I talk about death and grief a lot, have you noticed?! Oh yeah, and I don’t apologise for that fact anymore! So NEH!
In my mind it is still a taboo that really SHOULD be addressed!
Two (rather different!) things have ‘inspired’ me this month, I dared to see “Hamnet” at the cinema…and I’ve just completed viewing “Limitless - with Chris Hemsworth” on Sky.
The final part of “Limitless” was about ageing and death, whereas the episodes that had come before were about trying to defy the ageing process; this final episode was entitled ‘Acceptance’ and had a very different feel to it, but made some very stark points.
We’re all terminal was one particular quote I liked! It falls in line with one of my all time favourite statements, None of us is getting out of this alive! …and yet death is still a topic most folk avoid? I feel like we should be talking about it until we’re blue in the face (pardon the pun?!?!!!)
In that final episode the Fijian approach to death was explored, where 100 days and nights of contemplation is had following someone’s death, with the attitude being that “grief is good”…”grief is beautiful”. That feels refreshing, ‘healthier’ for those left grieving, but not in line with what I‘m saying about our unwillingness in today’s society to discuss our demise (which is guaranteed - as we know, death and taxes, right!)
The programme also spoke to a 27yo woman with stage 4 cancer; she highlighted the lack of certainty in life and Hemsworth reflected that we are “one breath away” from, well, death hey…life can change on a sixpence.

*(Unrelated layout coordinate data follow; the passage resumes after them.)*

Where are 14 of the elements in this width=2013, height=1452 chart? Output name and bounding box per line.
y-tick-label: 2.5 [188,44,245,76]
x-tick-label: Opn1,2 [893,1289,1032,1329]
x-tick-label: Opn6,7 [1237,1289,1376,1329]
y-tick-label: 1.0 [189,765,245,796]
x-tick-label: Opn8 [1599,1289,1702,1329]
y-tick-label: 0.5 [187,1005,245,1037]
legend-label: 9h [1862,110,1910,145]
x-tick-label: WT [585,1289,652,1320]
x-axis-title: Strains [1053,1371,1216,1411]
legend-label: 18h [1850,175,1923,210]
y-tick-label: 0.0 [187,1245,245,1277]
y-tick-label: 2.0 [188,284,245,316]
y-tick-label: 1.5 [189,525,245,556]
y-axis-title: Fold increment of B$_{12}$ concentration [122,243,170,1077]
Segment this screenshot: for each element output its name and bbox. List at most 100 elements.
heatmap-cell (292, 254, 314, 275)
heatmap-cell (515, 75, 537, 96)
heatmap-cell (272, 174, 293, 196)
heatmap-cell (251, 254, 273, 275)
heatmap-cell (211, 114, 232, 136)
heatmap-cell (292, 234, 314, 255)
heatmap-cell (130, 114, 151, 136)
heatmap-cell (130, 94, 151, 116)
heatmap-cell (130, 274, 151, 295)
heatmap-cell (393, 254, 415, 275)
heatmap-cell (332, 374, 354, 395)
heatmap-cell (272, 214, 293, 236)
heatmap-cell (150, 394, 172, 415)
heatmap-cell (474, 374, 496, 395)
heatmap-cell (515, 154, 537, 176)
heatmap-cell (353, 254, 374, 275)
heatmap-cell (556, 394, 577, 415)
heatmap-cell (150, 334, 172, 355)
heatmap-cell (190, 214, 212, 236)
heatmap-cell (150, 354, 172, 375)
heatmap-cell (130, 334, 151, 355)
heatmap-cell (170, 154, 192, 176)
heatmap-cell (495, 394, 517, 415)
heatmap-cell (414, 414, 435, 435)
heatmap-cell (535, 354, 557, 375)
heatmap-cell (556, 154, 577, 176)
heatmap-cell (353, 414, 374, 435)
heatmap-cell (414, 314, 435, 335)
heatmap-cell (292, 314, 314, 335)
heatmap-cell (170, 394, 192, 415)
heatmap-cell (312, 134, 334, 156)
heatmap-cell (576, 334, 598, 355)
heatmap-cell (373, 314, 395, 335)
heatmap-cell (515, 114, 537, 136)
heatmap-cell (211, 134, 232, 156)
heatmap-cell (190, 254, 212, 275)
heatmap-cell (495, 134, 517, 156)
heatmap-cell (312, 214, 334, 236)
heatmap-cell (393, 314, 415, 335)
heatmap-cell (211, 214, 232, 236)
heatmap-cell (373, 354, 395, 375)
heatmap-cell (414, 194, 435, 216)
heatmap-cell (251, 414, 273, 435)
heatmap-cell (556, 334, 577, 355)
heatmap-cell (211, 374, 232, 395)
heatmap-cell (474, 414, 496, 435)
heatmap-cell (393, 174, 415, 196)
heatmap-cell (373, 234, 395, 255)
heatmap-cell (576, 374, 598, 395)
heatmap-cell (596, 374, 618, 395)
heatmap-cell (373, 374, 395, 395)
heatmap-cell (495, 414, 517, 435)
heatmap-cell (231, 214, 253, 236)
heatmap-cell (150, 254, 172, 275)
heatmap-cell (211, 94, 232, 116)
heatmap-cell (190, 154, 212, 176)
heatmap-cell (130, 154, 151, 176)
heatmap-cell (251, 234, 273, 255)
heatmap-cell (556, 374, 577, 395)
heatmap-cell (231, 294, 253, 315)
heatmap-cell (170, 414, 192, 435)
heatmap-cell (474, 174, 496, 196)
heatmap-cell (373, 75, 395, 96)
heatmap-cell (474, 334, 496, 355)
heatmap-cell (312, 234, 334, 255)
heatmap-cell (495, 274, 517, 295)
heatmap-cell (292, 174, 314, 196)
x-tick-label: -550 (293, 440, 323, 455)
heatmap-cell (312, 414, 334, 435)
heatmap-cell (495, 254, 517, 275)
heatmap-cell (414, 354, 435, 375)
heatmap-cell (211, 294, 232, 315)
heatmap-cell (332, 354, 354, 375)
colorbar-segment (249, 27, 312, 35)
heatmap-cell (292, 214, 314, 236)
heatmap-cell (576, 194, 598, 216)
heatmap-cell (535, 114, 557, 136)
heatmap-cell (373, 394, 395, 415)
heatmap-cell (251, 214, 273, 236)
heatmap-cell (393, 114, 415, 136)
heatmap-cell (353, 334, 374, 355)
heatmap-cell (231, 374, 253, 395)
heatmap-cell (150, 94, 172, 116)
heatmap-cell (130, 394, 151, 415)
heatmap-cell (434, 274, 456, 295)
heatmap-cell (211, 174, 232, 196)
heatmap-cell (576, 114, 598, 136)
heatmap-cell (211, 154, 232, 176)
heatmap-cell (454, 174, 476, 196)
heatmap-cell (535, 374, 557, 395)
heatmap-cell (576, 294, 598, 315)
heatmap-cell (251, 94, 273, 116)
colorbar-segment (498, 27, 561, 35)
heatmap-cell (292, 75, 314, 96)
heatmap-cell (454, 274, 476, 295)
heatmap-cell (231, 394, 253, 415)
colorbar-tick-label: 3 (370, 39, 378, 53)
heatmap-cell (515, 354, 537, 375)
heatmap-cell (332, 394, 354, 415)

Which brings us to “Hamnet” which seems to divide people (I haven’t read the book FYI, so this is purely in reference to the film). Someone spoke out during the viewing I saw, something about “this rubbish!” Others have walked out in response I’ve heard; whereas some openly weep and return for a repeat viewing. So divisive!
What’s the issue? Is it ‘too painful?’ We see the love and later grief held for Hamnet, William Shakespeare & Anne Hathaway’s son who died aged 11yo; and, most significantly, the differences in their grief and how Shakespeare responds by writing Hamlet. “To be or not to be” takes on a very different meaning when spoken by Shakespeare himself whilst leaning over the edge of a jetty on the River Thames; is his life worth living without his only, now departed, son? There’s the reality of his loss.
As Hathaway says, linking us back to “Limitless”, “what is given can be taken away”. Maybe it’s the visceral birthing scenes we see in “Hamnet” which makes that child loss all the more harsh; but she seems to realise the fragility of her children, living with the threat of the bubonic plague as Shakespeare was during the English Renaissance.
“Don’t Tell Me How To Grieve”…whoever came up with that statement, you have my vote! No one has the right to tell you; grief is the most personal experience and if you are trying to tell someone ‘you’re doing it wrong/for too long/surely you’re over it by now!’ - well you clearly don’t “get” what they’re going through…I think these words are very true though:
“Grief is like the ocean; it comes on waves ebbing and flowing. Sometimes the water is calm, and sometimes it is overwhelming. All we can do is learn to swim”.